But it’s not just the brands that don’t need department stores anymore. Saks also increasingly struggles to make a compelling value proposition to luxury shoppers, many of whom were part of the broader shift away from U.S. shopping malls in favor of boutiques and online shopping.

“This is a company specific incident that occurred,” Telsey said of the Saks bankruptcy. “Many of the other luxury brands who have their own stores, the Louis Vuittons, the Hermes,’ they are performing, and they’re able to attract customers.”

LVMH, the world’s largest luxury conglomerate, reported growth of 1% year on year in its latest third quarter earnings.

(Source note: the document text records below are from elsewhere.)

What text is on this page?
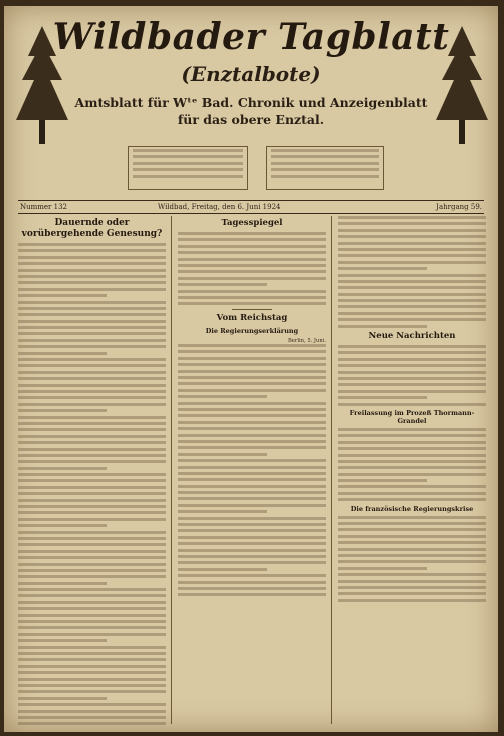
Wildbader Tagblatt
(Enztalbote)
Amtsblatt für Wᵗᵉ Bad. Chronik und Anzeigenblatt für das obere Enztal.
Nummer 132	Wildbad, Freitag, den 6. Juni 1924	Jahrgang 59.
Dauernde oder vorübergehende Genesung?
Tagesspiegel
Vom Reichstag
Die Regierungserklärung
Berlin, 5. Juni.	Neue Nachrichten
Freilassung im Prozeß Thormann-Grandel
Die französische Regierungskrise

The parent company of brands such as Louis Vuitton, Christian Dior, Fendi and Marc Jacobs has long been a bellwether for the overall health of the luxury retail sector.

But Rennert said that it would be a mistake to look to LVMH, a massive stable of standalone brands, for clues about what went wrong at Saks.

“LVMH is really doing well where department stores like Saks have struggled because it owns the brand and the customer experience,” she said.

For Saks, the road to recovery will be paved with selectively closing stores, mending relationships with vendors and paying down corporate debt.

Throughout this process, the 159-year-old company says, it will “remain focused on what has always defined the company: exceptional brands, trusted relationships and an unwavering commitment to its loyal customers.”